Larson’s archive is officially online for the first time

a black-and-white photo of a woman looking at an exhibit of Gary Larson’s Far Side cartoons
An exhibit of Gary Larson’s The Far Side cartoons at the Denver Museum of Natural History in July 1986.
Photo: Jim Preston/The Denver Post/Getty Images

The world of having a sensible chuckle was rocked this summer when the official website of The Far Side was updated for the first time in a couple of decades. A cryptic image — an arctic explorer thawing one of Gary Larson’s unmistakable bipedal cows out of an iceberg — promised that “a new online era of The Far Side is coming!”

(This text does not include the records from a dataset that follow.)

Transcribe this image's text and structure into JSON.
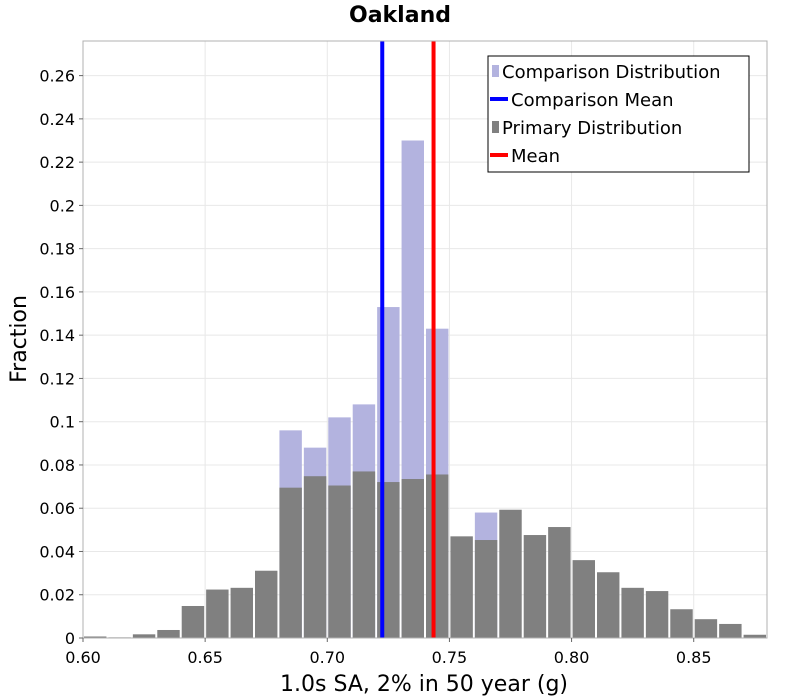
{
  "chart_data": {
    "type": "bar",
    "title": "Oakland",
    "xlabel": "1.0s SA, 2% in 50 year (g)",
    "ylabel": "Fraction",
    "xlim": [
      0.6,
      0.88
    ],
    "ylim": [
      0,
      0.276
    ],
    "grid": true,
    "bin_width": 0.01,
    "x_ticks": [
      0.6,
      0.65,
      0.7,
      0.75,
      0.8,
      0.85
    ],
    "x_tick_labels": [
      "0.60",
      "0.65",
      "0.70",
      "0.75",
      "0.80",
      "0.85"
    ],
    "y_ticks": [
      0,
      0.02,
      0.04,
      0.06,
      0.08,
      0.1,
      0.12,
      0.14,
      0.16,
      0.18,
      0.2,
      0.22,
      0.24,
      0.26
    ],
    "y_tick_labels": [
      "0",
      "0.02",
      "0.04",
      "0.06",
      "0.08",
      "0.1",
      "0.12",
      "0.14",
      "0.16",
      "0.18",
      "0.2",
      "0.22",
      "0.24",
      "0.26"
    ],
    "series": [
      {
        "name": "Comparison Distribution",
        "color": "#b3b3df",
        "bin_starts": [
          0.68,
          0.69,
          0.7,
          0.71,
          0.72,
          0.73,
          0.74,
          0.76
        ],
        "values": [
          0.096,
          0.088,
          0.102,
          0.108,
          0.153,
          0.23,
          0.143,
          0.058
        ]
      },
      {
        "name": "Primary Distribution",
        "color": "#808080",
        "bin_starts": [
          0.6,
          0.61,
          0.62,
          0.63,
          0.64,
          0.65,
          0.66,
          0.67,
          0.68,
          0.69,
          0.7,
          0.71,
          0.72,
          0.73,
          0.74,
          0.75,
          0.76,
          0.77,
          0.78,
          0.79,
          0.8,
          0.81,
          0.82,
          0.83,
          0.84,
          0.85,
          0.86,
          0.87
        ],
        "values": [
          0.0007,
          0.0003,
          0.0017,
          0.0037,
          0.0148,
          0.0224,
          0.0232,
          0.0311,
          0.0695,
          0.0748,
          0.0705,
          0.077,
          0.0721,
          0.0735,
          0.0756,
          0.047,
          0.0453,
          0.0593,
          0.0476,
          0.0513,
          0.036,
          0.0304,
          0.0232,
          0.0217,
          0.0133,
          0.0087,
          0.0065,
          0.0015
        ]
      }
    ],
    "reference_lines": [
      {
        "name": "Comparison Mean",
        "x": 0.7225,
        "color": "#0000ff"
      },
      {
        "name": "Mean",
        "x": 0.7435,
        "color": "#ff0000"
      }
    ],
    "legend": {
      "position": "top-right",
      "entries": [
        {
          "label": "Comparison Distribution",
          "kind": "bar",
          "color": "#b3b3df"
        },
        {
          "label": "Comparison Mean",
          "kind": "line",
          "color": "#0000ff"
        },
        {
          "label": "Primary Distribution",
          "kind": "bar",
          "color": "#808080"
        },
        {
          "label": "Mean",
          "kind": "line",
          "color": "#ff0000"
        }
      ]
    }
  }
}
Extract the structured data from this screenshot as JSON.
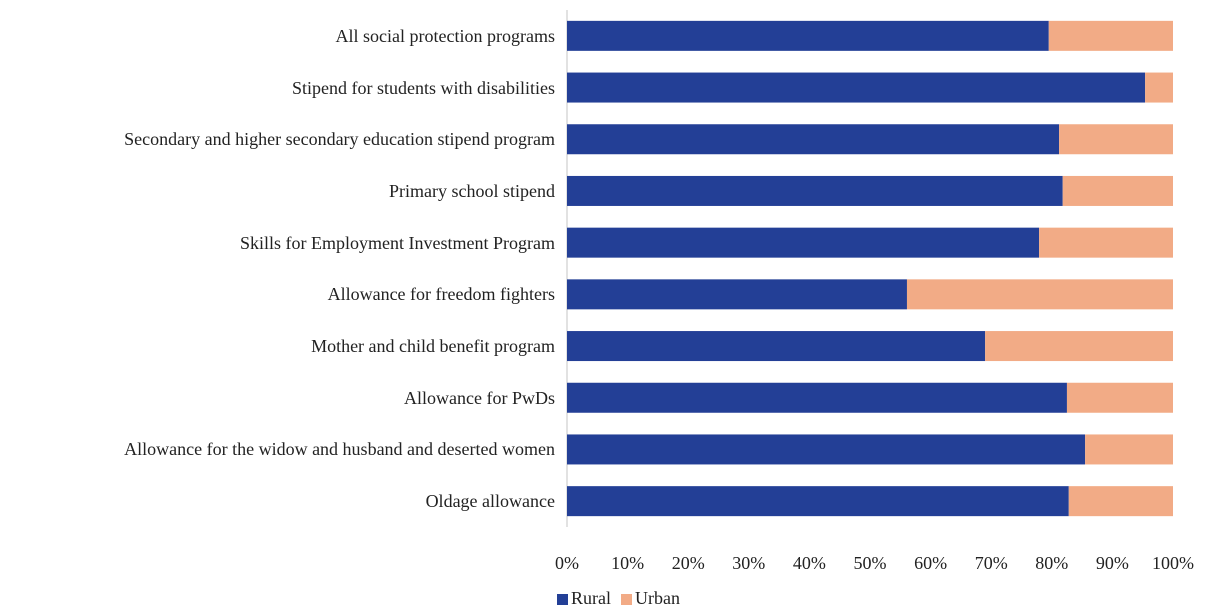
{
  "chart_data": {
    "type": "stacked_barh",
    "categories": [
      "All social protection programs",
      "Stipend for students with disabilities",
      "Secondary and higher secondary education stipend program",
      "Primary school stipend",
      "Skills for Employment Investment Program",
      "Allowance for freedom fighters",
      "Mother and child benefit program",
      "Allowance for PwDs",
      "Allowance for the widow and husband and deserted women",
      "Oldage allowance"
    ],
    "series": [
      {
        "name": "Rural",
        "color": "#233f96",
        "values": [
          79.5,
          95.4,
          81.2,
          81.8,
          77.9,
          56.1,
          69.0,
          82.5,
          85.5,
          82.8
        ]
      },
      {
        "name": "Urban",
        "color": "#f2ab86",
        "values": [
          20.5,
          4.6,
          18.8,
          18.2,
          22.1,
          43.9,
          31.0,
          17.5,
          14.5,
          17.2
        ]
      }
    ],
    "xlim": [
      0,
      100
    ],
    "xticks": [
      {
        "value": 0,
        "label": "0%"
      },
      {
        "value": 10,
        "label": "10%"
      },
      {
        "value": 20,
        "label": "20%"
      },
      {
        "value": 30,
        "label": "30%"
      },
      {
        "value": 40,
        "label": "40%"
      },
      {
        "value": 50,
        "label": "50%"
      },
      {
        "value": 60,
        "label": "60%"
      },
      {
        "value": 70,
        "label": "70%"
      },
      {
        "value": 80,
        "label": "80%"
      },
      {
        "value": 90,
        "label": "90%"
      },
      {
        "value": 100,
        "label": "100%"
      }
    ],
    "grid": false,
    "legend": "bottom"
  }
}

That era is here. TheFarSide.com is now an online home for the beloved cartoon, and potentially a place for new installments of it. The site will feature a selection of Far Side cartoons, refreshed daily, as well as a look inside Larson’s sketchbooks. And Larson told the New York Times that he’s “looking forward to slipping in some new things every so often.”

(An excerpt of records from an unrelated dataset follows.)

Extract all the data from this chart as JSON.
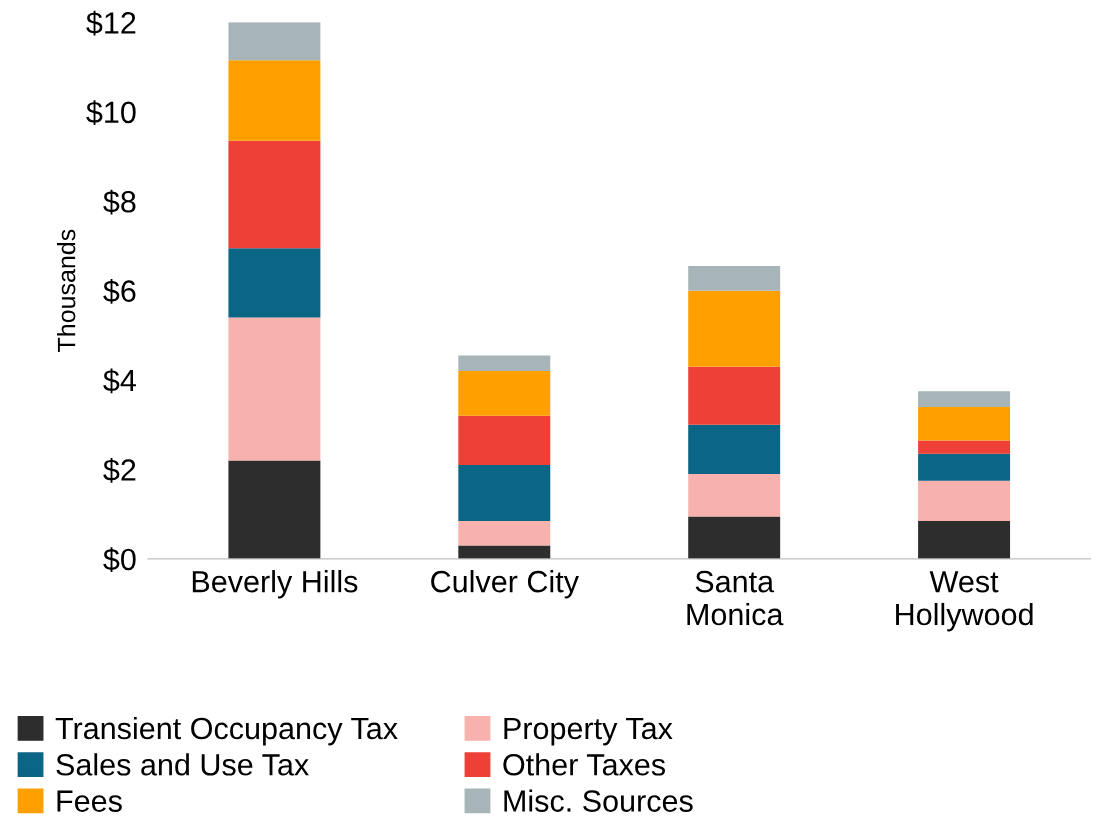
{
  "chart_data": {
    "type": "bar",
    "stacked": true,
    "ylabel": "Thousands",
    "categories": [
      "Beverly Hills",
      "Culver City",
      "Santa\nMonica",
      "West\nHollywood"
    ],
    "series": [
      {
        "name": "Transient Occupancy Tax",
        "color": "#2d2d2d",
        "values": [
          2.2,
          0.3,
          0.95,
          0.85
        ]
      },
      {
        "name": "Property Tax",
        "color": "#f7b2ae",
        "values": [
          3.2,
          0.55,
          0.95,
          0.9
        ]
      },
      {
        "name": "Sales and Use Tax",
        "color": "#0b6584",
        "values": [
          1.55,
          1.25,
          1.1,
          0.6
        ]
      },
      {
        "name": "Other Taxes",
        "color": "#ee4036",
        "values": [
          2.4,
          1.1,
          1.3,
          0.3
        ]
      },
      {
        "name": "Fees",
        "color": "#ff9f00",
        "values": [
          1.8,
          1.0,
          1.7,
          0.75
        ]
      },
      {
        "name": "Misc. Sources",
        "color": "#a7b5b9",
        "values": [
          0.85,
          0.35,
          0.55,
          0.35
        ]
      }
    ],
    "ylim": [
      0,
      12
    ],
    "yticks": [
      {
        "value": 0,
        "label": "$0"
      },
      {
        "value": 2,
        "label": "$2"
      },
      {
        "value": 4,
        "label": "$4"
      },
      {
        "value": 6,
        "label": "$6"
      },
      {
        "value": 8,
        "label": "$8"
      },
      {
        "value": 10,
        "label": "$10"
      },
      {
        "value": 12,
        "label": "$12"
      }
    ],
    "grid": false,
    "legend": "bottom"
  }
}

Larson’s The Far Side ran daily from 1979 through 1995, at one time publishing in more than 1,900 newspapers. Unlike most of its ilk, the one-panel strip eschewed recurring characters and ran the gamut of subjects, readers could be in for wordplay one day, scientific quippery another, and total absurdity the next.

In a letter on the new site’s About page, Larson explains his initial wariness of the growing power of the internet, which he had never really connected with his own print cartoons.

“When I slowly started realizing I had a second publisher and distributor of my work,” he writes, “known as Anyone With a Scanner & Associates, I did find it unsettling enough to write an open letter to “whom it may concern,” explaining — best as I could — why I preferred that the people doing this would kindly refrain [...] it’s always been inherently awkward to chase down a Far Side–festooned website when the person behind it is often simply a fan. (Although not everyone is quite so uncomplicated in their motives; my cartoons have been taken and used to help sell everything from doughnuts to rodent control. At least I offer range.)”

Larson says that his feelings changed as both online security and as digital art tools improved. After retiring, he told the New York Times, he rarely drew — until he discovered drawing with digital tablets. The Times article includes a couple of recently crafted images from Larson.